2026-01-06
Browser Automation Human-Handoff Experiment Results
research
Date: 2026-01-06 Status: ✅ Validated Successfully
Executive Summary
Validated a background agent + signal file architecture for browser automation with human-in-the-loop capability. The system allows autonomous browser operations while enabling human intervention for challenges like CAPTCHAs, without blocking the main conversation.
Architecture Validated
┌─────────────────────────────────────────────────────────────┐
│ Main Agent (Claude) │
│ - Receives all Telegram messages │
│ - Routes "继续" signals to background agents │
│ - Never blocked by background operations │
└─────────────────────────────────────────────────────────────┘
│ ▲
│ Launch │ Results
▼ │
┌─────────────────────────────────────────────────────────────┐
│ Background Agent │
│ - Executes browser automation tasks │
│ - Writes signal file when human help needed │
│ - Polls for continue signal │
│ - Sends Telegram notifications │
└─────────────────────────────────────────────────────────────┘
│ ▲
│ Write │ Read
▼ │
┌─────────────────────────────────────────────────────────────┐
│ Signal File (/tmp/browser-signal.json) │
│ - {status: "waiting", task: "captcha"} │
│ - {status: "continue"} │
└─────────────────────────────────────────────────────────────┘
Experiment Details
Test Scenario
- Background agent starts "posting task"
- Simulates encountering CAPTCHA
- Writes waiting signal, sends Telegram notification
- Polls for continue signal (2s intervals)
- Howard says "继续"
- Main agent writes continue signal
- Background agent detects, continues execution
- Task completes successfully
Key Findings
| Component | Result | Notes |
|---|---|---|
| Background agent independence | ✅ | Runs without blocking main agent |
| Signal file mechanism | ✅ | Simple, reliable IPC |
| Polling detection | ✅ | 2s interval sufficient |
| Telegram notifications | ✅ | Real-time updates work |
| Main agent routing | ✅ | Can distinguish signals from normal chat |
| Human handoff flow | ✅ | Natural conversation pattern |
Message Routing Logic
User message received:
│
├─ Is background agent waiting? (check signal file)
│ │
│ ├─ YES + message is "继续" → Write continue signal
│ │
│ └─ NO or other message → Process normally
│
└─ Respond to user
Implementation Components Needed
1. Browser Extension (Chrome MV3)
- Service Worker: WebSocket connection to local server
- Content Script: DOM manipulation (click, type, read)
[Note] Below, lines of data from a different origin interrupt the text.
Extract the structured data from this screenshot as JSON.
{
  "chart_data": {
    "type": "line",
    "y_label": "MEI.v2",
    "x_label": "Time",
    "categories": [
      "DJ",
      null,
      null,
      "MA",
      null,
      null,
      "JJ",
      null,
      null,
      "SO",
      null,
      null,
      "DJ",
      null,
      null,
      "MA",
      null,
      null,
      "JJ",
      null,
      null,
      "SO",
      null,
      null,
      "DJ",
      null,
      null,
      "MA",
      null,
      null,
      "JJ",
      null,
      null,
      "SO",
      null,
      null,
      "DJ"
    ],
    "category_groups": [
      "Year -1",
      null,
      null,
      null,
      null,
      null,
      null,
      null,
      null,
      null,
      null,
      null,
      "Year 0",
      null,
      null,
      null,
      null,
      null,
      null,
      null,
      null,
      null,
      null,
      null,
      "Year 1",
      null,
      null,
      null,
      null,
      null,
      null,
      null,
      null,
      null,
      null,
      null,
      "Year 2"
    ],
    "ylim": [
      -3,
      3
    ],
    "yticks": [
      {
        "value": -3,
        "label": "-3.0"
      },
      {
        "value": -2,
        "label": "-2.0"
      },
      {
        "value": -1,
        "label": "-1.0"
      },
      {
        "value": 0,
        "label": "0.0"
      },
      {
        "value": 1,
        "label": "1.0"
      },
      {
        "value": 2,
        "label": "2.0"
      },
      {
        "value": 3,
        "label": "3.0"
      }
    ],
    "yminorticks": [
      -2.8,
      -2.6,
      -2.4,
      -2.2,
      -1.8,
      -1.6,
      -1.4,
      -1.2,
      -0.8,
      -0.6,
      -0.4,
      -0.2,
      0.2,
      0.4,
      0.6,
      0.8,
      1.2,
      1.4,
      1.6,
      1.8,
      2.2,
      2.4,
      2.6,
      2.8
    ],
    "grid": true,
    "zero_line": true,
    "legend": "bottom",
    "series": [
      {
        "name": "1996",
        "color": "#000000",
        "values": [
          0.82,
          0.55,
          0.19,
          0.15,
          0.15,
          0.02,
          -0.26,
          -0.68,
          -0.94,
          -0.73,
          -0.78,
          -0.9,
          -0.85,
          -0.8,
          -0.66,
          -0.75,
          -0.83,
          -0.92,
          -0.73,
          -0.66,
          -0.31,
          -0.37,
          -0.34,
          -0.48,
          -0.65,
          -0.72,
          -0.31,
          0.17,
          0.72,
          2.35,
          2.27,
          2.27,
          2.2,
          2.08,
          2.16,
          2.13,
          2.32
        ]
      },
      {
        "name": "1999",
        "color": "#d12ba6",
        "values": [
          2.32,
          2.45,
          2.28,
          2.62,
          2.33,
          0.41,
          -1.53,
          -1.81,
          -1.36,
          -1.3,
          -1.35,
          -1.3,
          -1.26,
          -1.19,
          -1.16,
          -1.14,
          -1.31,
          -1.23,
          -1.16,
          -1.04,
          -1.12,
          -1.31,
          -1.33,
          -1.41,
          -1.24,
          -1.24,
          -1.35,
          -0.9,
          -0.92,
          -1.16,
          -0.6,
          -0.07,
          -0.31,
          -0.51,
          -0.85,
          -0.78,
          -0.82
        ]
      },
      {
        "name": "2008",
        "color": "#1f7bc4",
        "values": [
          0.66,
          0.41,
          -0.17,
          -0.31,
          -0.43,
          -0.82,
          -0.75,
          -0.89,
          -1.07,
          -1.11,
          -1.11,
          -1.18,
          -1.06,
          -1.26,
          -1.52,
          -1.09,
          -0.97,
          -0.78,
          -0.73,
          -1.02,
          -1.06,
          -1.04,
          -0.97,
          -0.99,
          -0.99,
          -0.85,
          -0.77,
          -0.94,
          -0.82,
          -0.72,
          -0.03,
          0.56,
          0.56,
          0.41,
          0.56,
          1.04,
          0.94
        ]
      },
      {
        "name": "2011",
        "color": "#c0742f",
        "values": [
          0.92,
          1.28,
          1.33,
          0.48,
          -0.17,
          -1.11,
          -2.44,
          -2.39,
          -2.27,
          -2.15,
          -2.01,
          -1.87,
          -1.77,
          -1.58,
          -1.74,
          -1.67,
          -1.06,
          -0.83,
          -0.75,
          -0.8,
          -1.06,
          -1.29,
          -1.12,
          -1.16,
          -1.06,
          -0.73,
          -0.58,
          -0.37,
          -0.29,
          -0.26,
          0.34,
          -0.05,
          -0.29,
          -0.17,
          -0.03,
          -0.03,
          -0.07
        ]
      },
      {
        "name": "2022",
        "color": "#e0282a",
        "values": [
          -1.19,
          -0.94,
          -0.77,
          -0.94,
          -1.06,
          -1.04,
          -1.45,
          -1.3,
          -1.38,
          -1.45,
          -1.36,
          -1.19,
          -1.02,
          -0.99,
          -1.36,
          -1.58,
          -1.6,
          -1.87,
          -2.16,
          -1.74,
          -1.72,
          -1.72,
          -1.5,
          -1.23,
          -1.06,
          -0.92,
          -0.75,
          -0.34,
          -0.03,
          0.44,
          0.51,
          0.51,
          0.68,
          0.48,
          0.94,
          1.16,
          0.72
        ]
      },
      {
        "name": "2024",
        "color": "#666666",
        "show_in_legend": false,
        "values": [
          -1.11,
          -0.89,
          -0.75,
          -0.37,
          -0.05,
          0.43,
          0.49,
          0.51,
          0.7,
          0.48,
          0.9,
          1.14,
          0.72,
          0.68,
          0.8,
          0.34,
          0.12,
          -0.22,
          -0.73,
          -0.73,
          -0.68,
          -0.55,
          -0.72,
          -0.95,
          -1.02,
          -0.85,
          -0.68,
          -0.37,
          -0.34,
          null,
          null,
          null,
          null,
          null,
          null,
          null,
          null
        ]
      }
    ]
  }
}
- Manifest: Permissions for all URLs
2. Local WebSocket Server (Node.js, PM2)
- Receives commands from Claude (via file or socket)
- Relays to browser extension
- Returns results
3. Command Interface
- File-based: /tmp/browser-cmd.json (command), /tmp/browser-result.json (result)
- Or Unix socket for lower latency
4. Background Agent Protocol
- Standard task execution flow
- Human intervention detection (CAPTCHA, login required)
- Signal file management
- Timeout handling
Next Steps
-
Phase 1: Extension Skeleton
- manifest.json with required permissions
- Service worker with WebSocket client
- Content script with basic DOM operations
-
Phase 2: Local Server
- WebSocket server (ws library)
- Command queue management
- Result forwarding
-
Phase 3: Claude Integration
- Command file interface
- Background agent template for browser tasks
- Error handling and retry logic
-
Phase 4: Platform-Specific
- Xiaohongshu selectors and workflows
- Login state persistence
- Content posting automation
Risk Mitigation
| Risk | Mitigation |
|---|---|
| Extension detection | Use real browser, minimal footprint |
| WebSocket disconnect | Auto-reconnect with exponential backoff |
| Command timeout | 30s default, configurable per operation |
| Signal file corruption | JSON validation, atomic writes |
| Background agent crash | Main agent monitors, can restart |
Conclusion
The core mechanism is validated and ready for implementation. The architecture supports:
- Non-blocking browser automation
- Human intervention when needed
- Real-time status updates
- Graceful error handling
Proceed with confidence to build the actual browser extension.